SELECT students.student_name, courses.course_name
FROM students
CROSS JOIN courses;

Explanation:

  • CROSS JOIN combines each student with every course.
  • If you have 5 students and 6 courses, the result will have 6 * 6 = 36 rows. Result: (Only a partial result is shown due to length)

Interpretation: The result is a list of every possible pairing of a student with a course. CROSS JOIN is useful in specific situations, such as generating all possible combinations for testing or analysis, but it’s crucial to understand its behaviour to avoid unintentionally creating extremely large result sets.

3. Aliases for Tables

When writing JOIN queries, especially with multiple tables or when referring to the same table multiple times (though not covered in P8), it’s good practice to use aliases for table names to make queries shorter and more readable.

Example (using INNER JOIN with aliases):

SELECT s.student_name, c.course_name
FROM students AS s
INNER JOIN courses AS c ON s.student_id = c.student_id;

In this example, s is an alias for students, and c is an alias for courses. You can use these aliases throughout the query instead of the full table names.

4. WHERE Clause with JOINs

You can combine JOINs with WHERE clauses to further filter the results. The WHERE clause is applied after the JOIN operation has been performed.

Example: Find the names of Computer Science students and the courses they are enrolled in.

SELECT s.student_name, c.course_name
FROM students AS s
INNER JOIN courses AS c ON s.student_id = c.student_id
WHERE s.major = 'Computer Science';

Explanation:

  • This query first performs an INNER JOIN between students and courses.
  • Then, the WHERE clause filters the result to only include rows where the major in the students table is ‘Computer Science’.

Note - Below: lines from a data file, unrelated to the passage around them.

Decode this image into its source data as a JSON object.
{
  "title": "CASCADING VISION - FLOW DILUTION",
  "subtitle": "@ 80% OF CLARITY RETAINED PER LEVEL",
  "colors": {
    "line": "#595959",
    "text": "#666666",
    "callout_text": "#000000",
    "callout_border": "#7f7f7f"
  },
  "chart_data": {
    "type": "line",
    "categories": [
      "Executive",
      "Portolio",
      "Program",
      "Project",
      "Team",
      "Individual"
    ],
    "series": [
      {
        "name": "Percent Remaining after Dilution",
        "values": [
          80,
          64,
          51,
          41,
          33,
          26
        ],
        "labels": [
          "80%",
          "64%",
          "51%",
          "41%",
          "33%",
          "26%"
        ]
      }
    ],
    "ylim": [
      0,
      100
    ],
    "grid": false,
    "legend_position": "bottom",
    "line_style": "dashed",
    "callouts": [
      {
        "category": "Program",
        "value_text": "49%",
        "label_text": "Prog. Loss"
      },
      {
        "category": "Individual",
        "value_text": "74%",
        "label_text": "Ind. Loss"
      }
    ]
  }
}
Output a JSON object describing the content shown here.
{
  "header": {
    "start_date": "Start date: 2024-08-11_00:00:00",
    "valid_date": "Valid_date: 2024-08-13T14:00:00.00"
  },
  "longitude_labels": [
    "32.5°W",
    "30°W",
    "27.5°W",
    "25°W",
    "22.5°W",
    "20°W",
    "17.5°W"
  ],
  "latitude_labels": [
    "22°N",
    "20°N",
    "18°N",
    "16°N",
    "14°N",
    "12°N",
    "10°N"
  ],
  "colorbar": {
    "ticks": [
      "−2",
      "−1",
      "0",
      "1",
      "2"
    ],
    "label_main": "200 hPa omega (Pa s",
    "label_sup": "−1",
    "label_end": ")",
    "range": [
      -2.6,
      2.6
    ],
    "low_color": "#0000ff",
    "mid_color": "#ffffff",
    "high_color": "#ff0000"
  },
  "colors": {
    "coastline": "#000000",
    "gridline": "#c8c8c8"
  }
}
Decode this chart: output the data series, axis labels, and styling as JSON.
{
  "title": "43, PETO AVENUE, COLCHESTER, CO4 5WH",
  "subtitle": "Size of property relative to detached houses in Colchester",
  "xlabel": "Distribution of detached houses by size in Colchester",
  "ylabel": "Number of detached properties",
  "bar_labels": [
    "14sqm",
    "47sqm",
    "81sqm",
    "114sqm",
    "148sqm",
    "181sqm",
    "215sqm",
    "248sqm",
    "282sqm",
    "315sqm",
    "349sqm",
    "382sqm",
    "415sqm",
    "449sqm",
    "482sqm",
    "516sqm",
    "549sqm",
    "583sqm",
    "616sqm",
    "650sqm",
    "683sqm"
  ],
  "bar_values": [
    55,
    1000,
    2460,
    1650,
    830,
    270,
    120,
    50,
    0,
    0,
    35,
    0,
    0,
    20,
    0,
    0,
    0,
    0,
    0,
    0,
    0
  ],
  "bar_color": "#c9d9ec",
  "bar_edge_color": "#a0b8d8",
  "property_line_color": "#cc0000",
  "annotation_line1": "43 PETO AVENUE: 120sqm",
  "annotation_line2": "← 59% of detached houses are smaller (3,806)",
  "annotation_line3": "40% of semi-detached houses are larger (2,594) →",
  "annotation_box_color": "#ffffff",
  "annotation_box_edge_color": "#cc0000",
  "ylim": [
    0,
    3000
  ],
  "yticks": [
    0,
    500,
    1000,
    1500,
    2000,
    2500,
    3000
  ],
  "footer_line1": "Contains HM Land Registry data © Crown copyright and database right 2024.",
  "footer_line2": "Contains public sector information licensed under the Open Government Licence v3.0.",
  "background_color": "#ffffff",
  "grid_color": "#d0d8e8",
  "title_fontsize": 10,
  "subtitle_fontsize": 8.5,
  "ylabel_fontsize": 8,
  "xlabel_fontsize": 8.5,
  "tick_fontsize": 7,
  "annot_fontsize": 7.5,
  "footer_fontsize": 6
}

5. Using COALESCE() to Handle NULL Values in JOIN Results

When using LEFT JOIN, RIGHT JOIN, or FULL OUTER JOIN, you might encounter NULL values in your result set, especially for columns from the table that might not have a match. The COALESCE() function is very useful for replacing these NULL values with more meaningful or user-friendly values.

Purpose of COALESCE(): The COALESCE() function returns the first non-NULL expression in a list of expressions. It takes multiple arguments and evaluates them in order until it finds the first one that is not NULL, and then returns that value. If all arguments are NULL, COALESCE() will return NULL.

Syntax:

COALESCE(expression1, expression2, expression3, ...);

Example with LEFT JOIN: In our LEFT JOIN example, we displayed all students and their enrolled courses. For students not enrolled in any course, the course_name was shown as NULL. Let’s use COALESCE() to replace this NULL with the text ‘Not enrolled in any course’.

Execute the following query in pgAdmin 4:

SELECT s.student_name, COALESCE(c.course_name, 'Not enrolled in any course') AS course_name
FROM students AS s
LEFT JOIN courses AS c ON s.student_id = c.student_id;

Explanation:

  • COALESCE(c.course_name, 'Not enrolled in any course'): This part of the query checks the c.course_name (which is courses.course_name due to alias c).
    • If c.course_name is not NULL (meaning the student is enrolled in a course), COALESCE() will return the actual course_name.
    • If c.course_name is NULL (meaning the student is not enrolled in a course in our courses table), COALESCE() will return the second argument, which is the string 'Not enrolled in any course'.
  • AS course_name: We are using an alias course_name for the result of the COALESCE() function, so the output column will still be named course_name.

Result:

Interpretation: Now, instead of seeing NULL for students who are not enrolled in a course, you see ‘Not enrolled in any course’. This makes the output more readable and informative. COALESCE() is a powerful function for handling NULL values and providing default values in your query results, especially when working with JOINs that can introduce NULL values. You can use COALESCE() with more than two expressions to check for multiple potential NULL values and provide a fallback option.